On the contrary, for 'R' rated movies, we see that there is a negative correlation in all cases and there are no zero values which means in no case was there a lack of correlation. The reason for the negative correlation may be people do not bring their children to those movies, so they do not pay as much. Some people may prefer other movie companies if they were inclined to watch an 'R' rated movie.
As for 'PG' and 'PG-13' rated movies, we do see many zero values for many cases. So we conclude that for those cases, there is no correlation between a movie being rated 'PG' or 'PG-13' and the revenue it brings in.
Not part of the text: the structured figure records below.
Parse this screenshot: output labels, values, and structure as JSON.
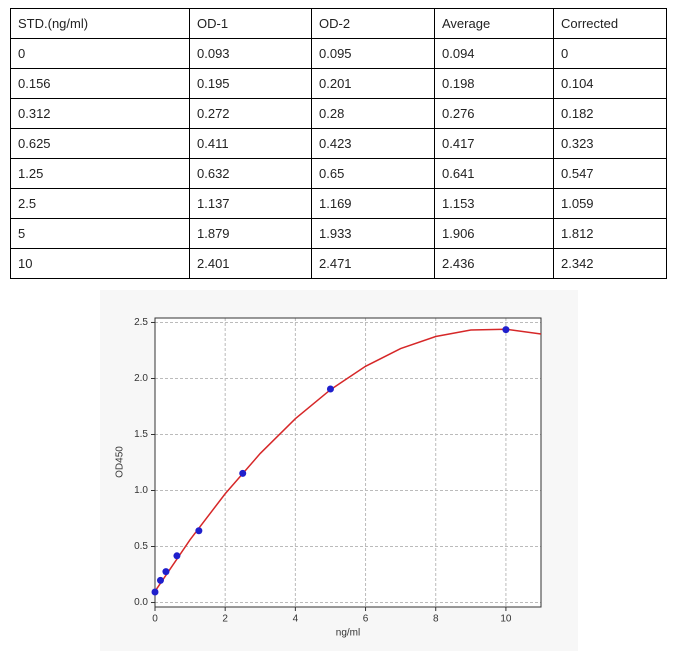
{
  "table": {
    "header": [
      "STD.(ng/ml)",
      "OD-1",
      "OD-2",
      "Average",
      "Corrected"
    ],
    "rows": [
      [
        "0",
        "0.093",
        "0.095",
        "0.094",
        "0"
      ],
      [
        "0.156",
        "0.195",
        "0.201",
        "0.198",
        "0.104"
      ],
      [
        "0.312",
        "0.272",
        "0.28",
        "0.276",
        "0.182"
      ],
      [
        "0.625",
        "0.411",
        "0.423",
        "0.417",
        "0.323"
      ],
      [
        "1.25",
        "0.632",
        "0.65",
        "0.641",
        "0.547"
      ],
      [
        "2.5",
        "1.137",
        "1.169",
        "1.153",
        "1.059"
      ],
      [
        "5",
        "1.879",
        "1.933",
        "1.906",
        "1.812"
      ],
      [
        "10",
        "2.401",
        "2.471",
        "2.436",
        "2.342"
      ]
    ]
  },
  "chart_data": {
    "type": "scatter",
    "x": [
      0,
      0.156,
      0.312,
      0.625,
      1.25,
      2.5,
      5,
      10
    ],
    "values": [
      0.094,
      0.198,
      0.276,
      0.417,
      0.641,
      1.153,
      1.906,
      2.436
    ],
    "color": "#1f1fcc",
    "fit": {
      "x": [
        0,
        1,
        2,
        3,
        4,
        5,
        6,
        7,
        8,
        9,
        10,
        11
      ],
      "values": [
        0.1,
        0.561,
        0.971,
        1.331,
        1.641,
        1.9,
        2.109,
        2.267,
        2.375,
        2.433,
        2.44,
        2.397
      ],
      "color": "#d62728"
    },
    "xlabel": "ng/ml",
    "ylabel": "OD450",
    "xlim": [
      0,
      11
    ],
    "ylim": [
      -0.04,
      2.54
    ],
    "xticks": [
      0,
      2,
      4,
      6,
      8,
      10
    ],
    "yticks": [
      {
        "value": 0,
        "label": "0.0"
      },
      {
        "value": 0.5,
        "label": "0.5"
      },
      {
        "value": 1,
        "label": "1.0"
      },
      {
        "value": 1.5,
        "label": "1.5"
      },
      {
        "value": 2,
        "label": "2.0"
      },
      {
        "value": 2.5,
        "label": "2.5"
      }
    ],
    "grid": true
  }
}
For others, it seems like negatively correlated cases overpowers positively correlated cases, but still we can not draw a clear conclusion.
Finally, considering all the evidence, I would advise the Disney company to make more movies targeting the General audience.
'PG' and 'PG-13' rated movies may occasionally bring in high revenue, but chances are they may not do as well as the 'G' rated ones.
I certainly would not recommend Disney to produce 'R' rated movies based on the data.